Jupiter’s clouds are arrayed in bands that lie parallel to its equator, the dark ones called belts and the intervening lighter hued ones called zones. There are numerous whirls and spots, the most famous being the Great Red Spot in the southern hemisphere. The planet spins in under ten hours, so a resolute observer might view the entire span of its clouds in a single April night. The four main moons, visible through decent binoculars and easy through a telescope, lie on each side of the disk and change their configuration from night to night.
The beautiful planet Saturn rises in the south-east less than three hours after our map times and is the brightest object (magnitude 0.4 to 0.3) less than 15° above Edinburgh’s southern horizon before dawn. It is a shame that its low altitude means that we miss the sharpest and most impressive views of it rings which span 39 arcseconds in mid-April, and are tilted at 26° around its 17 arcseconds disk. After appearing stationary on the 6th, Saturn begins to creep westwards against the stars of Sagittarius – look for it below and left of the Moon on the 16th and right of the Moon on the 17th.
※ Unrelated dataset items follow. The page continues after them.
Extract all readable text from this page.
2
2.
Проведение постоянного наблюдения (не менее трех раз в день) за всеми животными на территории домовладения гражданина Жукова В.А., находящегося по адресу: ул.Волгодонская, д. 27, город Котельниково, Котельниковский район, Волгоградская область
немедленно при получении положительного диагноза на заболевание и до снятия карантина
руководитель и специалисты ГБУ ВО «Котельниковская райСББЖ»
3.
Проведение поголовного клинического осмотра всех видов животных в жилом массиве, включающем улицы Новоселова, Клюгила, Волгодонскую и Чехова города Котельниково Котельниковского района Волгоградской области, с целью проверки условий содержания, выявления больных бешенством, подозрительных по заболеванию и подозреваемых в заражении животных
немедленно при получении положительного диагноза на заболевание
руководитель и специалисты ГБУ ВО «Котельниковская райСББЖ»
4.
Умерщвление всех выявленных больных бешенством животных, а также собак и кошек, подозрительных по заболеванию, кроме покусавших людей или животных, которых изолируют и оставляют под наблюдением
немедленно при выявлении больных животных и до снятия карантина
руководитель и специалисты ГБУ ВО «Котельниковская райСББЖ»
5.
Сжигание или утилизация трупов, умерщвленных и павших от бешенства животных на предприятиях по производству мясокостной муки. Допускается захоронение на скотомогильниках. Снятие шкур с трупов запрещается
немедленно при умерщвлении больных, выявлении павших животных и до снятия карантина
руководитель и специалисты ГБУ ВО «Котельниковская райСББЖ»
It is not often that I advertise the annual Lyrids meteor shower. As one of the year’s lesser displays, it yields only some 18 meteors per hour at best, all of them swift and some leaving glowing trains in their wake as they diverge from a radiant point to the right of Vega. The event lasts from the 18th to the 25th and peaks on the 22nd when moonlight should not interfere unduly this year. The Lyrid meteoroids were released by Comet Thatcher, last seen in 1861.
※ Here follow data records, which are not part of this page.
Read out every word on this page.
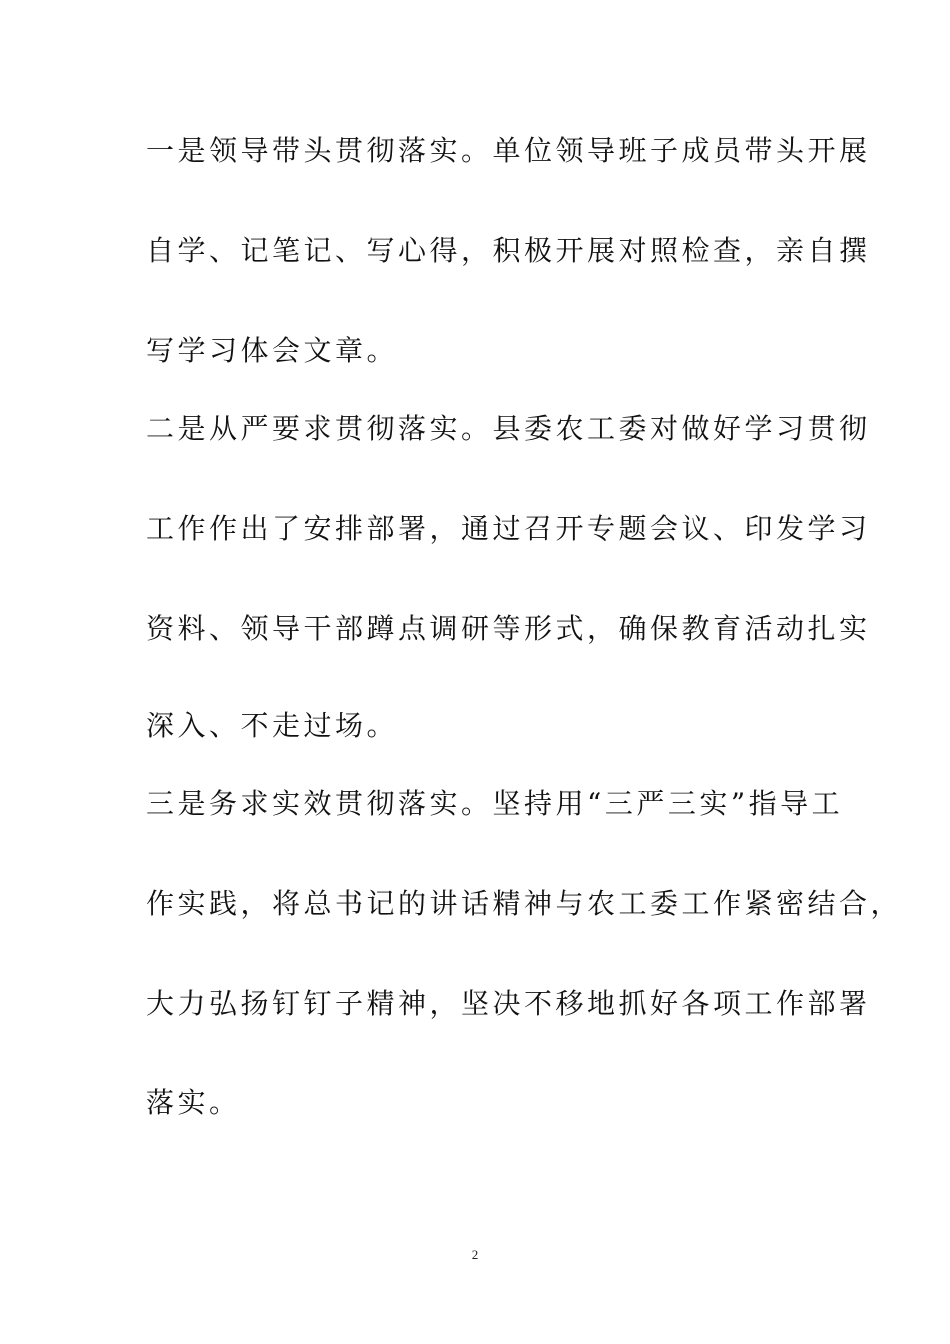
一是领导带头贯彻落实。单位领导班子成员带头开展
自学、记笔记、写心得，积极开展对照检查，亲自撰
写学习体会文章。
二是从严要求贯彻落实。县委农工委对做好学习贯彻
工作作出了安排部署，通过召开专题会议、印发学习
资料、领导干部蹲点调研等形式，确保教育活动扎实
深入、不走过场。
三是务求实效贯彻落实。坚持用“三严三实”指导工
作实践，将总书记的讲话精神与农工委工作紧密结合，
大力弘扬钉钉子精神，坚决不移地抓好各项工作部署
落实。
2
Bright comets have been rare of late, but fainter ones are observed frequently. One such has the jaunty name of comet 41P/Tuttle–Giacobini–Kresák and takes 5.4 years to orbit between the paths of Jupiter and the Earth. It passes within 21 million km of us on the 1st as it nears perihelion, its closest point to the Sun, on the 12th. I glimpsed it through binoculars from a superb dark-sky site at Kielder Forrest, Northumberland, last week when it was a diffuse seventh magnitude smudge close to Merak, the southern star of the Pointers in the Plough.
Although its path is not depicted on our chart, the comet is poised to sweep close to three of the stars identified in Draco, between the Plough and Polaris, the Pole Star. It passes 0.6° north of Thuban on the night of the 2nd-3rd, 1.5° south-west of Eta on the 11th (sadly, in full moonlight) and 0.6° west of Beta on the 18th-19th. During past perihelia, it has been seen to flare by several magnitudes for a few days at a time, so, if we are lucky, it may reach naked-eye visibility.